Washington Events, interlopers and policy mishaps and mistakes have taken substantial power from the hands of L. Paul Bremer III in his final two months as President Bush's proconsul in Baghdad. More timid souls would serve out their time in quiet, bitter frustration.
But the creeping marginalization he faces actually gives the strong-willed Bremer a large measure of freedom to act. With so little left to lose in terms of operational power, he is more free to speak out and to salvage something from his original high hopes of pointing post-Baathist Iraq toward constitutional democracy and stability.
Those goals, which seemed to grow more distant through the cruel and bloody month of April, are still attainable. But they are endangered by a recent wavering in U.S. commitment and strategy, which surfaced most openly last weekend in the decision to enlist a notorious Baathist ex-general to restore order in Fallujah.
Jassim Mohammed Saleh, who commanded units that mounted pogroms against Kurds and Iraqi Shiites in the 1990s, was brought to U.S. commanders in Fallujah by CIA operatives who are forming Iraq's new intelligence service.

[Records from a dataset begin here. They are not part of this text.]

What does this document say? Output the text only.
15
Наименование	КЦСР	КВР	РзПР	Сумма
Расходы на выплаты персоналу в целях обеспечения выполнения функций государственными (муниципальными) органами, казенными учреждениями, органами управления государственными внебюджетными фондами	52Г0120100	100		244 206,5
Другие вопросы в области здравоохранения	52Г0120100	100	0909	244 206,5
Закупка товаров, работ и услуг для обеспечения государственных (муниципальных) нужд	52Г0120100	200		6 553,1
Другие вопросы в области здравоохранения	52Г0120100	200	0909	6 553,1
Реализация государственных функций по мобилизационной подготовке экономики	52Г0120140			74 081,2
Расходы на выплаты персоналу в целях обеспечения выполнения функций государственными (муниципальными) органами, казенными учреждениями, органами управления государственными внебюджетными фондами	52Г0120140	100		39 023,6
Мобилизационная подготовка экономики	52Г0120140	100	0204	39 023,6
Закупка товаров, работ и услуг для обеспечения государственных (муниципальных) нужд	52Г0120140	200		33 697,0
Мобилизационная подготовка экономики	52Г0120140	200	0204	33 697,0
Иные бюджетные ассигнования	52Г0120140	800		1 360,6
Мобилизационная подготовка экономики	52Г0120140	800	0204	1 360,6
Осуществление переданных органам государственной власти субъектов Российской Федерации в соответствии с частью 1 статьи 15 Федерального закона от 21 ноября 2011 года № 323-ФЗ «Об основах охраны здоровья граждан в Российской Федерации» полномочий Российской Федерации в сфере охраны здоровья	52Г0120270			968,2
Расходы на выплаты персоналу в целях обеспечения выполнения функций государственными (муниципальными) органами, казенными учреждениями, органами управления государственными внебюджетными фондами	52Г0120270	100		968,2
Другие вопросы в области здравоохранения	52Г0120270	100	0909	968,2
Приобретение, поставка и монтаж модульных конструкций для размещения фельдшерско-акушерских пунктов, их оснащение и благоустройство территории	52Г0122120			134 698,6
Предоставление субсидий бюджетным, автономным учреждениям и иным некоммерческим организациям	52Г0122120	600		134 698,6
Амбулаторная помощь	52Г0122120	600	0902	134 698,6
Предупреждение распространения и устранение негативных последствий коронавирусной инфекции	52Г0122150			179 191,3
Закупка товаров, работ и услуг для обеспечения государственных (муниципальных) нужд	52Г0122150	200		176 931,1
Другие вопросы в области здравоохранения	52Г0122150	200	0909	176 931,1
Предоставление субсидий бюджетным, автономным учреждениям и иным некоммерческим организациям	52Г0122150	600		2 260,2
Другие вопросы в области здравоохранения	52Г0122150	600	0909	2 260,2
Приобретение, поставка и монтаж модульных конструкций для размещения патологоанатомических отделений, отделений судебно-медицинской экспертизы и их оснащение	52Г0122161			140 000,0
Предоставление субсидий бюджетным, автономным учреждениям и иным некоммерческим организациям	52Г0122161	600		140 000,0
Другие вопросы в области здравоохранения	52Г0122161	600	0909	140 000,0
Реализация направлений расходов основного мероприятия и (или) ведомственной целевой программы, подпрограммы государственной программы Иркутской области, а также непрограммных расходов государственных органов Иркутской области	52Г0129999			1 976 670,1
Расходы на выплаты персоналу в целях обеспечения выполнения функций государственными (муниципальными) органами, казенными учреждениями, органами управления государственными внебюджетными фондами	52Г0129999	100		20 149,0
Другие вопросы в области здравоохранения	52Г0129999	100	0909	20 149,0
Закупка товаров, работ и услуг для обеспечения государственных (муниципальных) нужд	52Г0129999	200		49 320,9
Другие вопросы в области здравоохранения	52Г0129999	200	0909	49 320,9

Saleh's appointment, which has since been withdrawn, was reportedly made without Bremer's knowledge or without being cleared at the Pentagon.
It is hard to think of a gesture that could more effectively undermine the moral claims the Bush administration made in justifying regime change in Iraq -- especially coming on the heels of legitimate global outrage over evidence of the abuse of Iraqi prisoners by U.S. personnel at Abu Ghraib prison.
The campaign to rehabilitate lower-level Baathist military commanders and political figures -- to buy calm in the rebellious Sunni heartland -- is a long-time favorite of the CIA and its Iraqi clients. But it is also a direct attack on the strong de-Baathification decree issued by Bremer in what is probably his most significant political accomplishment.
Bremer has also visibly withdrawn to the sidelines as U.N. envoy Lakhdar Brahimi has been given free rein by the White House to choose and install an interim Cabinet of Iraqi technocrats on June 30, when the occupation symbolically ends and Bremer leaves for home and retirement from government service.
But the American administrator has time before then to shape events and certainly to share some hard truths about Iraq with those who will follow him and with an American nation that has begun to wonder if the Bush administration knows what it is doing in Iraq.
Bremer's fate since being rushed to Baghdad last summer to run the Coalition Provisional Authority (CPA) reflects in many ways the troubled arc of the U.S. occupation of Iraq. The former diplomat and counterterrorism expert personifies all of America's good intentions, brash attitudes and manifest shortcomings in Iraq.
Bremer, like this administration, began with unshakable self-confidence. That quality initially helped halt a slide to disorder in the aftermath of the U.S. invasion. But it also allowed no space for advice or criticism from others. Reluctant to turn over real authority even to his own American or British aides, Bremer distrusted and publicly disparaged the Iraqi politicians he appointed to the Governing Council. They were quick to return the favor.
He wound up being unable to work with or without the council, or to develop a political alternative to it for the future. He abandoned a complex caucus election plan when the Shiites rebelled. His bid for a legacy of relative stability went up in flames in Fallujah and Najaf, where revolts consumed the Iraqi security units created on Bremer's watch.
And in Washington, control of the occupation gradually shifted from Defense Secretary Don Rumsfeld, with whom Bremer worked smoothly, to the White House. Brahimi and U.N. involvement were then used to pre-empt criticism from Democrats on the campaign trail and to maneuver around Bremer on de-Baathification and the political future of Iraq.
Bremer "is a control freak," says a former U.S. official who is one of his greatest admirers. "Put him in a hierarchy and he will bend it to your needs and purposes. But the formlessness of that society and the necessary ambiguities people practice to survive there must be driving him crazy."
Like many proconsuls dispatched to the Third World before him, Bremer has pursued the illusion of absolute control in circumstances that permit no such thing. He has done so relentlessly, but fruitlessly and at a high cost to all involved.
Bremer cannot burnish a stellar reputation by leaving Iraq saying that it all worked out fine. History and the immediate future demand his candor and his renewed commitment to keeping the murderers and torturers from regaining power.
Jim Hoagland is a columnist for Washington Post Writers Group.